In the case of a dial-tone recovery we’d expect mailboxes to match up. If instead we’re looking to import to an alternative mailbox, select the Mapping option and enter the email address of the alternative mailbox:
Figure 25: Configuring mailbox mappings from the source EDB to target mailboxes
The export from EDB and import into either Exchange or Office 365 will begin. As with the PST export, live progress is shown as items are exported.
During and after the process completes, we can log in to a target mailbox and see the items are successfully imported:
Figure 26: Viewing recovered data within a mailbox
The product contains appropriate functionality for the common use cases for this type of recovery software. We’ve got the option to export messages individually into standards-compliant formats, export to PST and ingest data directly into Exchange.
A good range of filtering functionality is included and the functionality is easy to find through an intuitive interface.

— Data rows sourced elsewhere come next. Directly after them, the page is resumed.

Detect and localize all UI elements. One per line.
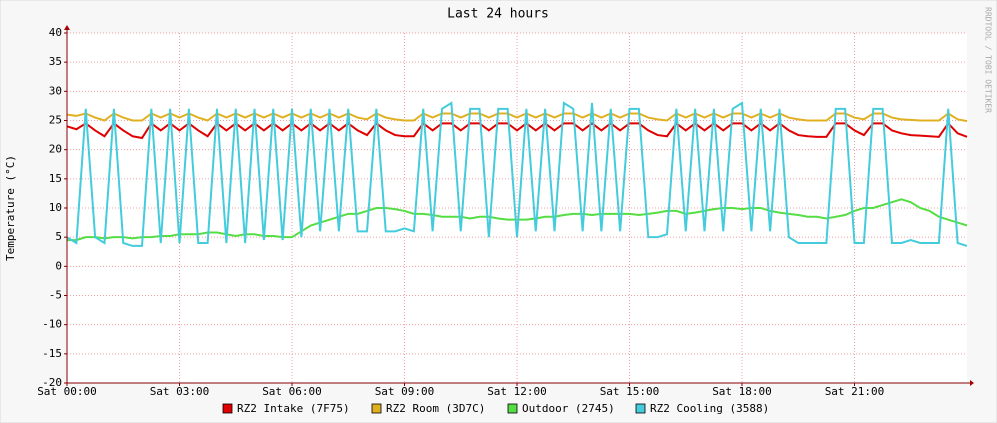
- legend-swatch: [222, 403, 233, 414]
- y-tick-label: 10: [49, 201, 62, 214]
- grid: [64, 32, 967, 386]
- series-lines: [66, 101, 968, 247]
- y-tick-label: 0: [55, 259, 62, 272]
- legend: RZ2 Intake (7F75) RZ2 Room (3D7C) Outdoor …: [222, 402, 769, 415]
- y-axis-arrow: [64, 25, 70, 30]
- legend-swatch: [507, 403, 518, 414]
- series-line: [66, 101, 968, 247]
- y-tick-label: -20: [42, 376, 62, 389]
- legend-swatch: [635, 403, 646, 414]
- y-tick-label: -10: [42, 318, 62, 331]
- y-tick-label: 40: [49, 26, 62, 39]
- y-tick-label: -5: [49, 289, 62, 302]
- y-tick-label: 20: [49, 143, 62, 156]
- y-tick-label: 30: [49, 84, 62, 97]
- series-line: [67, 198, 968, 242]
- x-tick-label: Sat 09:00: [375, 385, 435, 398]
- legend-swatch: [371, 403, 382, 414]
- x-tick-label: Sat 21:00: [825, 385, 885, 398]
- x-tick-label: Sat 00:00: [37, 385, 97, 398]
- x-tick-label: Sat 06:00: [262, 385, 322, 398]
- y-tick-label: 25: [49, 114, 62, 127]
- legend-label: RZ2 Cooling (3588): [650, 402, 769, 415]
- x-tick-label: Sat 18:00: [712, 385, 772, 398]
- x-axis-arrow: [970, 380, 974, 386]
- x-tick-label: Sat 03:00: [150, 385, 210, 398]
- legend-label: RZ2 Intake (7F75): [237, 402, 350, 415]
- y-tick-label: 35: [49, 55, 62, 68]
- legend-label: Outdoor (2745): [522, 402, 615, 415]
- y-tick-label: -15: [42, 347, 62, 360]
- chart-title: Last 24 hours: [447, 7, 549, 22]
- y-axis-label: Temperature (°C): [4, 155, 17, 261]
- legend-label: RZ2 Room (3D7C): [386, 402, 485, 415]
- x-tick-label: Sat 15:00: [600, 385, 660, 398]
- series-line: [66, 121, 968, 140]
- watermark: RRDTOOL / TOBI OETIKER: [984, 7, 993, 113]
- x-tick-label: Sat 12:00: [487, 385, 547, 398]
- y-tick-label: 15: [49, 172, 62, 185]
- y-tick-label: 5: [55, 230, 62, 243]
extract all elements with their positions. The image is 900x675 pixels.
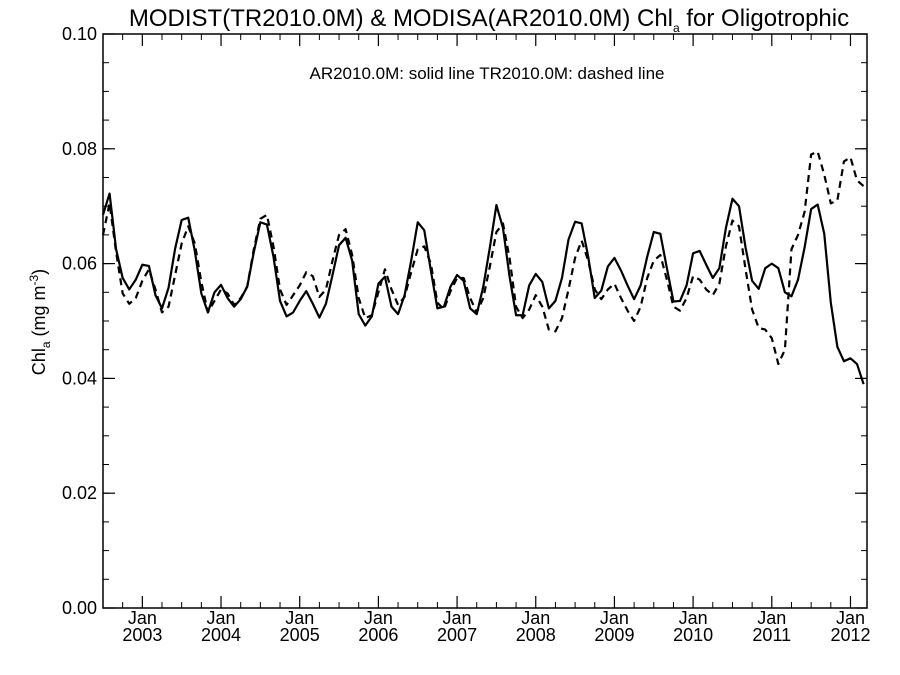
x-tick-month-label: Jan: [521, 608, 550, 628]
x-tick-year-label: 2010: [673, 625, 713, 645]
x-tick-year-label: 2003: [122, 625, 162, 645]
x-tick-year-label: 2008: [516, 625, 556, 645]
y-tick-label: 0.10: [62, 24, 97, 44]
y-axis-label: Chla (mg m-3): [27, 269, 53, 375]
chart-title-main: MODIST(TR2010.0M) & MODISA(AR2010.0M) Ch…: [129, 5, 673, 32]
y-tick-label: 0.02: [62, 483, 97, 503]
x-tick-month-label: Jan: [757, 608, 786, 628]
x-tick-year-label: 2006: [358, 625, 398, 645]
y-tick-label: 0.08: [62, 139, 97, 159]
y-axis-label-subscript: a: [39, 341, 53, 348]
chart-title-tail: for Oligotrophic: [680, 5, 849, 32]
y-axis-label-superscript: -3: [27, 274, 41, 285]
x-tick-year-label: 2007: [437, 625, 477, 645]
x-tick-month-label: Jan: [128, 608, 157, 628]
x-tick-month-label: Jan: [600, 608, 629, 628]
plot-frame: [102, 33, 868, 609]
line-style-annotation: AR2010.0M: solid line TR2010.0M: dashed …: [309, 64, 664, 83]
y-axis-label-tail: ): [29, 269, 49, 275]
chart-title-subscript: a: [673, 21, 680, 35]
x-tick-month-label: Jan: [207, 608, 236, 628]
y-tick-label: 0.00: [62, 598, 97, 618]
x-tick-year-label: 2004: [201, 625, 241, 645]
x-tick-year-label: 2011: [752, 625, 791, 645]
y-tick-label: 0.06: [62, 254, 97, 274]
x-tick-year-label: 2009: [594, 625, 634, 645]
x-tick-year-label: 2005: [280, 625, 320, 645]
series-line-tr2010-0m: [101, 150, 865, 366]
x-tick-month-label: Jan: [679, 608, 708, 628]
x-tick-month-label: Jan: [836, 608, 865, 628]
x-tick-month-label: Jan: [443, 608, 472, 628]
x-tick-year-label: 2012: [830, 625, 870, 645]
x-tick-month-label: Jan: [364, 608, 393, 628]
series-group: [101, 150, 865, 385]
y-tick-label: 0.04: [62, 368, 97, 388]
axis-ticks: 0.000.020.040.060.080.10Jan2003Jan2004Ja…: [62, 24, 871, 645]
series-line-ar2010-0m: [101, 192, 865, 385]
y-axis-label-mid: (mg m: [29, 285, 49, 341]
x-tick-month-label: Jan: [285, 608, 314, 628]
chart-title: MODIST(TR2010.0M) & MODISA(AR2010.0M) Ch…: [129, 5, 849, 35]
y-axis-label-main: Chl: [29, 348, 49, 375]
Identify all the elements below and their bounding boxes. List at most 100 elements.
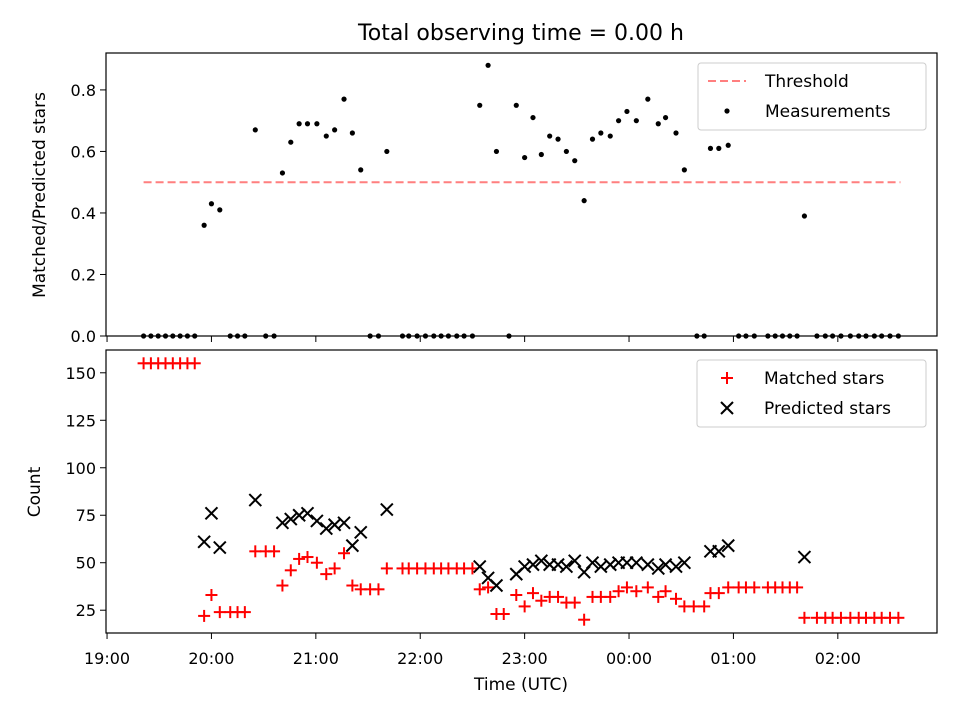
measurement-point — [716, 145, 722, 151]
count-legend-box — [696, 359, 927, 428]
ratio-y-tick-label: 0.0 — [71, 327, 96, 346]
measurement-point — [707, 145, 714, 151]
matched-star-point — [268, 545, 281, 558]
predicted-star-point — [354, 525, 368, 540]
matched-star-point — [791, 581, 804, 594]
measurement-point — [607, 133, 613, 139]
measurements-legend-label: Measurements — [765, 102, 891, 122]
threshold-legend-label: Threshold — [764, 72, 849, 92]
matched-star-point — [238, 606, 251, 619]
predicted-star-point — [489, 578, 504, 593]
predicted-star-point — [275, 516, 290, 530]
matched-star-point — [712, 587, 725, 600]
matched-star-point — [892, 611, 905, 624]
predicted-star-point — [585, 556, 600, 570]
count-legend: Matched stars Predicted stars — [696, 359, 927, 428]
measurement-point — [252, 127, 258, 133]
x-axis-label: Time (UTC) — [473, 675, 568, 695]
matched-legend-marker — [721, 372, 733, 384]
predicted-star-point — [337, 516, 351, 530]
matched-star-point — [497, 608, 510, 621]
predicted-star-point — [677, 556, 692, 570]
matched-star-point — [798, 611, 811, 624]
measurement-point — [547, 133, 553, 139]
matched-star-point — [604, 590, 617, 603]
matched-star-point — [380, 562, 393, 575]
measurement-point — [513, 102, 519, 108]
predicted-star-point — [712, 544, 726, 559]
matched-star-point — [630, 585, 643, 598]
matched-star-point — [198, 609, 211, 622]
matched-star-point — [276, 579, 289, 592]
matched-star-point — [612, 585, 625, 598]
matched-star-point — [620, 581, 633, 594]
measurement-point — [645, 96, 651, 102]
matched-star-point — [249, 545, 262, 558]
measurement-point — [538, 151, 544, 158]
ratio-y-tick-label: 0.4 — [71, 204, 96, 223]
predicted-star-point — [345, 538, 360, 553]
predicted-star-point — [248, 493, 262, 507]
ratio-y-axis-label: Matched/Predicted stars — [30, 92, 50, 298]
predicted-star-point — [603, 557, 617, 572]
matched-star-point — [552, 590, 565, 603]
measurement-point — [493, 148, 500, 155]
measurement-point — [681, 167, 687, 173]
measurement-point — [349, 130, 355, 136]
measurement-point — [655, 121, 661, 127]
measurement-point — [279, 170, 286, 176]
ratio-panel: 0.00.20.40.60.8 Matched/Predicted stars … — [30, 52, 938, 346]
predicted-star-point — [797, 550, 812, 564]
matched-star-point — [188, 357, 201, 370]
measurement-point — [332, 127, 338, 133]
measurement-point — [801, 213, 808, 219]
measurement-point — [530, 114, 536, 121]
matched-star-point — [301, 551, 314, 564]
matched-star-point — [568, 596, 581, 609]
predicted-star-point — [319, 521, 333, 536]
matched-star-point — [652, 590, 665, 603]
measurement-point — [485, 62, 491, 68]
predicted-star-point — [213, 540, 227, 555]
measurement-point — [217, 207, 223, 213]
matched-star-point — [328, 562, 341, 575]
matched-star-point — [535, 594, 548, 607]
count-y-tick-label: 150 — [65, 364, 96, 383]
ratio-y-axis: 0.0 0.2 0.4 0.6 0.8 — [71, 81, 106, 346]
predicted-star-point — [568, 554, 582, 568]
predicted-legend-marker — [720, 401, 734, 415]
ratio-y-tick-label: 0.6 — [71, 142, 96, 161]
matched-star-point — [510, 589, 523, 602]
count-panel: 25 50 75 100 125 150 19:00 20:00 21:00 22:00 23:0… — [25, 349, 938, 695]
measurement-point — [563, 148, 569, 155]
measurement-point — [589, 136, 596, 142]
ratio-legend: Threshold Measurements — [697, 62, 927, 131]
matched-star-point — [213, 606, 226, 619]
predicted-star-point — [669, 559, 683, 574]
matched-star-point — [748, 581, 761, 594]
matched-star-point — [482, 581, 495, 594]
ratio-y-tick-label: 0.2 — [71, 265, 96, 284]
matched-star-point — [670, 592, 683, 605]
matched-star-point — [284, 564, 297, 577]
matched-star-point — [372, 583, 385, 596]
count-x-tick-label: 00:00 — [606, 649, 652, 668]
measurement-point — [615, 118, 622, 124]
ratio-panel-frame — [105, 52, 938, 337]
measurement-point — [624, 108, 630, 115]
matched-star-point — [473, 583, 486, 596]
predicted-star-point — [310, 514, 324, 528]
count-x-tick-label: 20:00 — [188, 649, 234, 668]
predicted-star-point — [559, 559, 574, 574]
matched-star-point — [659, 585, 672, 598]
ratio-x-tick-marks — [106, 336, 839, 342]
measurement-point — [633, 118, 639, 124]
predicted-star-point — [721, 538, 735, 553]
measurement-point — [208, 201, 215, 207]
chart-title: Total observing time = 0.00 h — [357, 21, 684, 46]
predicted-star-point — [658, 557, 673, 572]
count-y-tick-label: 75 — [76, 506, 96, 525]
predicted-star-point — [534, 554, 549, 568]
predicted-star-point — [204, 506, 219, 521]
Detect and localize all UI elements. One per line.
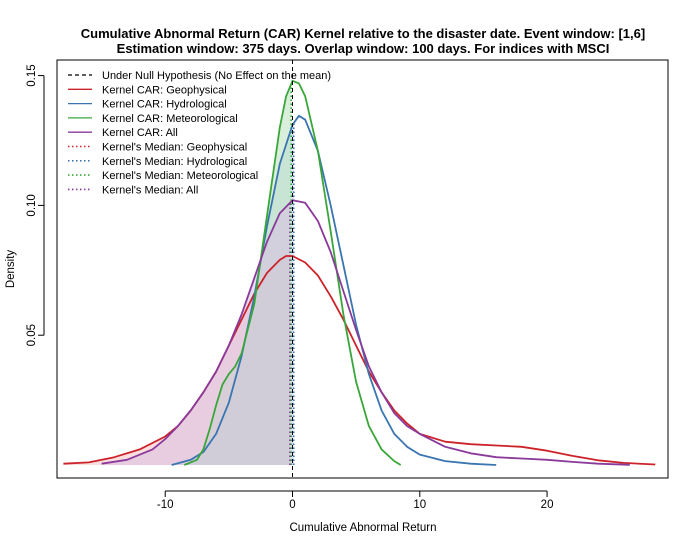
density-curve-1 xyxy=(171,114,497,466)
y-axis: 0.05 0.10 0.15 xyxy=(26,64,45,346)
legend-label-0: Under Null Hypothesis (No Effect on the … xyxy=(102,70,331,82)
chart-title-line2: Estimation window: 375 days. Overlap win… xyxy=(117,41,610,56)
x-tick-label-2: 10 xyxy=(413,499,426,511)
density-fills xyxy=(63,83,294,466)
legend: Under Null Hypothesis (No Effect on the … xyxy=(68,70,331,196)
legend-label-4: Kernel CAR: All xyxy=(102,127,178,139)
legend-label-1: Kernel CAR: Geophysical xyxy=(102,84,227,96)
x-tick-label-1: 0 xyxy=(289,499,295,511)
density-curve-0 xyxy=(63,255,656,466)
legend-label-5: Kernel's Median: Geophysical xyxy=(102,142,247,154)
chart-title-line1: Cumulative Abnormal Return (CAR) Kernel … xyxy=(81,26,645,41)
density-curve-2 xyxy=(183,79,402,466)
density-curve-3 xyxy=(101,199,630,466)
y-tick-label-1: 0.10 xyxy=(26,194,38,216)
x-tick-label-0: -10 xyxy=(157,499,174,511)
x-axis: -10 0 10 20 xyxy=(157,490,554,511)
y-tick-label-2: 0.15 xyxy=(26,64,38,86)
y-tick-label-0: 0.05 xyxy=(26,324,38,346)
density-fill-3 xyxy=(101,202,290,466)
legend-label-2: Kernel CAR: Hydrological xyxy=(102,99,227,111)
plot-frame xyxy=(56,59,669,479)
legend-label-3: Kernel CAR: Meteorological xyxy=(102,113,238,125)
x-axis-label: Cumulative Abnormal Return xyxy=(289,522,436,534)
y-axis-label: Density xyxy=(5,250,17,289)
legend-label-7: Kernel's Median: Meteorological xyxy=(102,170,258,182)
density-curves xyxy=(63,79,656,466)
legend-label-8: Kernel's Median: All xyxy=(102,184,198,196)
median-lines xyxy=(289,83,295,466)
x-tick-label-3: 20 xyxy=(541,499,554,511)
legend-label-6: Kernel's Median: Hydrological xyxy=(102,156,247,168)
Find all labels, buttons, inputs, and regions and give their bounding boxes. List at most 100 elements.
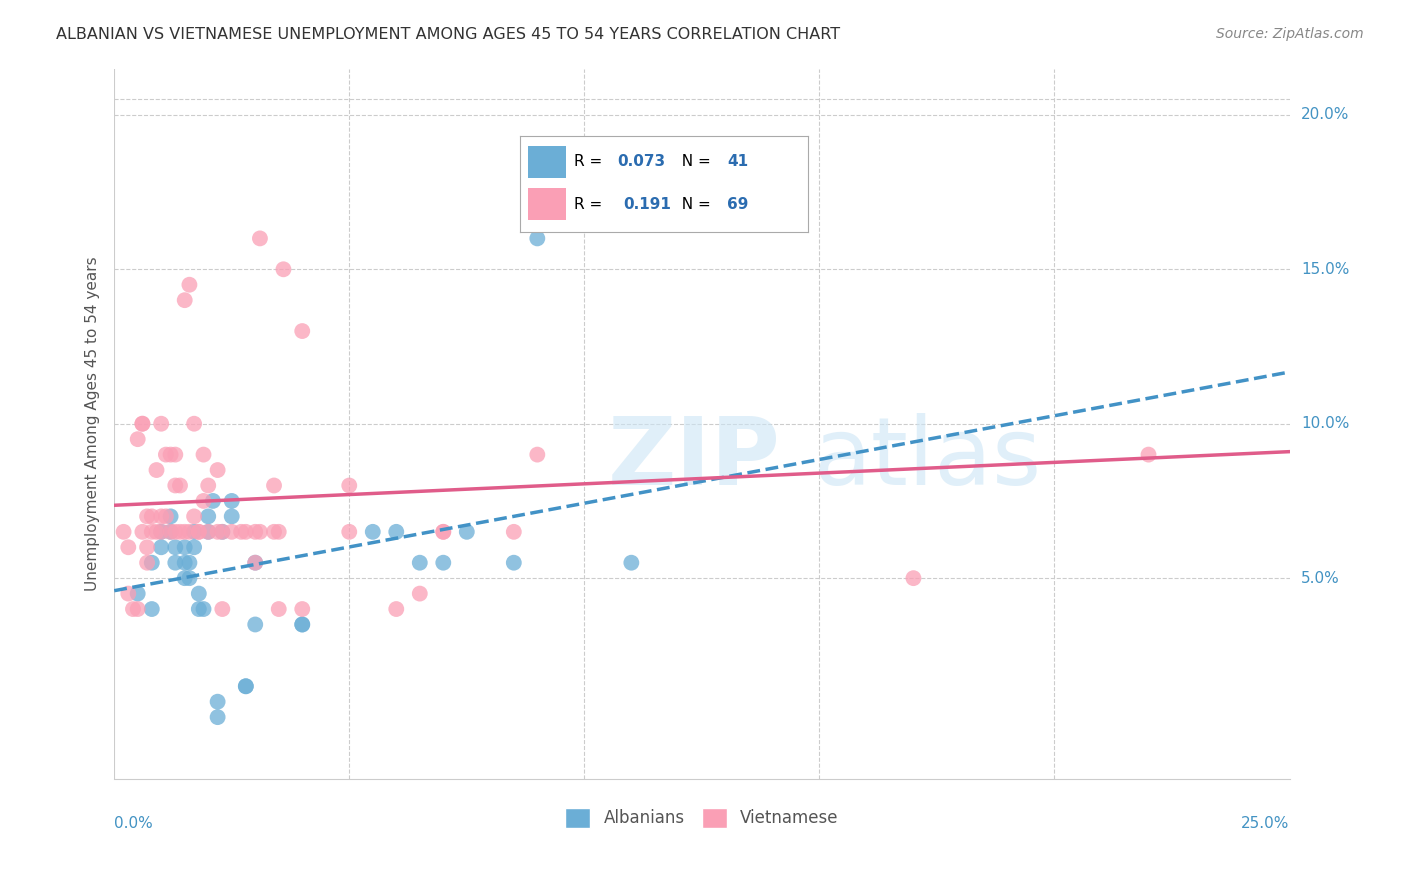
- Point: [187, 586, 209, 600]
- Point: [273, 262, 295, 277]
- Point: [337, 524, 360, 539]
- Point: [179, 556, 201, 570]
- Point: [179, 524, 201, 539]
- Point: [291, 617, 314, 632]
- Point: [432, 556, 454, 570]
- Point: [173, 293, 195, 308]
- Point: [183, 541, 205, 555]
- Point: [145, 524, 167, 539]
- Point: [245, 524, 267, 539]
- Point: [145, 463, 167, 477]
- Point: [131, 417, 153, 431]
- Point: [432, 524, 454, 539]
- Point: [201, 494, 224, 508]
- Point: [150, 509, 173, 524]
- Point: [221, 494, 243, 508]
- Point: [620, 556, 643, 570]
- Point: [211, 602, 233, 616]
- Point: [291, 324, 314, 338]
- Point: [136, 509, 159, 524]
- Point: [197, 524, 219, 539]
- Point: [207, 710, 229, 724]
- Point: [197, 478, 219, 492]
- Point: [193, 494, 215, 508]
- Point: [432, 524, 454, 539]
- Point: [207, 463, 229, 477]
- Point: [173, 556, 195, 570]
- Point: [245, 556, 267, 570]
- Point: [385, 524, 408, 539]
- Point: [291, 602, 314, 616]
- Point: [136, 541, 159, 555]
- Point: [141, 524, 163, 539]
- Point: [229, 524, 252, 539]
- Point: [127, 602, 149, 616]
- Point: [112, 524, 135, 539]
- Point: [183, 509, 205, 524]
- Text: 10.0%: 10.0%: [1302, 417, 1350, 431]
- Text: 20.0%: 20.0%: [1302, 107, 1350, 122]
- Text: ALBANIAN VS VIETNAMESE UNEMPLOYMENT AMONG AGES 45 TO 54 YEARS CORRELATION CHART: ALBANIAN VS VIETNAMESE UNEMPLOYMENT AMON…: [56, 27, 841, 42]
- Point: [245, 617, 267, 632]
- Point: [173, 541, 195, 555]
- Point: [141, 509, 163, 524]
- Point: [409, 586, 432, 600]
- Point: [165, 448, 187, 462]
- Point: [159, 524, 181, 539]
- Point: [136, 556, 159, 570]
- Point: [173, 571, 195, 585]
- Point: [409, 556, 432, 570]
- Point: [211, 524, 233, 539]
- Point: [169, 478, 191, 492]
- Point: [131, 524, 153, 539]
- Point: [385, 602, 408, 616]
- Point: [131, 417, 153, 431]
- Point: [263, 478, 285, 492]
- Point: [150, 524, 173, 539]
- Point: [1137, 448, 1160, 462]
- Point: [456, 524, 478, 539]
- Point: [267, 602, 290, 616]
- Point: [197, 509, 219, 524]
- Text: ZIP: ZIP: [607, 413, 780, 505]
- Point: [165, 524, 187, 539]
- Point: [173, 524, 195, 539]
- Point: [159, 509, 181, 524]
- Point: [169, 524, 191, 539]
- Point: [291, 617, 314, 632]
- Point: [150, 417, 173, 431]
- Point: [122, 602, 145, 616]
- Point: [337, 478, 360, 492]
- Point: [245, 556, 267, 570]
- Point: [165, 556, 187, 570]
- Point: [117, 541, 139, 555]
- Point: [179, 277, 201, 292]
- Point: [361, 524, 384, 539]
- Text: 5.0%: 5.0%: [1302, 571, 1340, 586]
- Point: [159, 448, 181, 462]
- Point: [150, 541, 173, 555]
- Point: [179, 571, 201, 585]
- Point: [249, 524, 271, 539]
- Point: [903, 571, 925, 585]
- Text: 15.0%: 15.0%: [1302, 261, 1350, 277]
- Point: [249, 231, 271, 245]
- Point: [155, 509, 177, 524]
- Point: [211, 524, 233, 539]
- Point: [193, 448, 215, 462]
- Text: 0.0%: 0.0%: [114, 816, 153, 831]
- Point: [221, 509, 243, 524]
- Point: [187, 524, 209, 539]
- Point: [159, 524, 181, 539]
- Point: [526, 448, 548, 462]
- Text: Source: ZipAtlas.com: Source: ZipAtlas.com: [1216, 27, 1364, 41]
- Point: [183, 417, 205, 431]
- Point: [197, 524, 219, 539]
- Point: [267, 524, 290, 539]
- Point: [263, 524, 285, 539]
- Point: [666, 216, 689, 230]
- Point: [502, 524, 524, 539]
- Point: [207, 524, 229, 539]
- Point: [165, 478, 187, 492]
- Text: atlas: atlas: [814, 413, 1042, 505]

We used the included support to provide a guided tour of the product. The support team provide a remote session typically taking control of the workstation to assist. Support was helpful and available when we requested, and no questions about the product were unanswered.
We were happy with the product’s functionality and it is straightforward to use. The dependency on Outlook is less than ideal, as it is typical to manage the recovery of large databases on a server – which will not usually have the Office suite installed in advance; however, using Outlook should mean it is using the correct mechanism to reach the server.
The processing speed is adequate but could be improved.
The fact that the software already supports Exchange 2016, Outlook 2016, and has just been updated with new features, such as export to Public Folders or Archive Mailboxes, shows the software is under active development.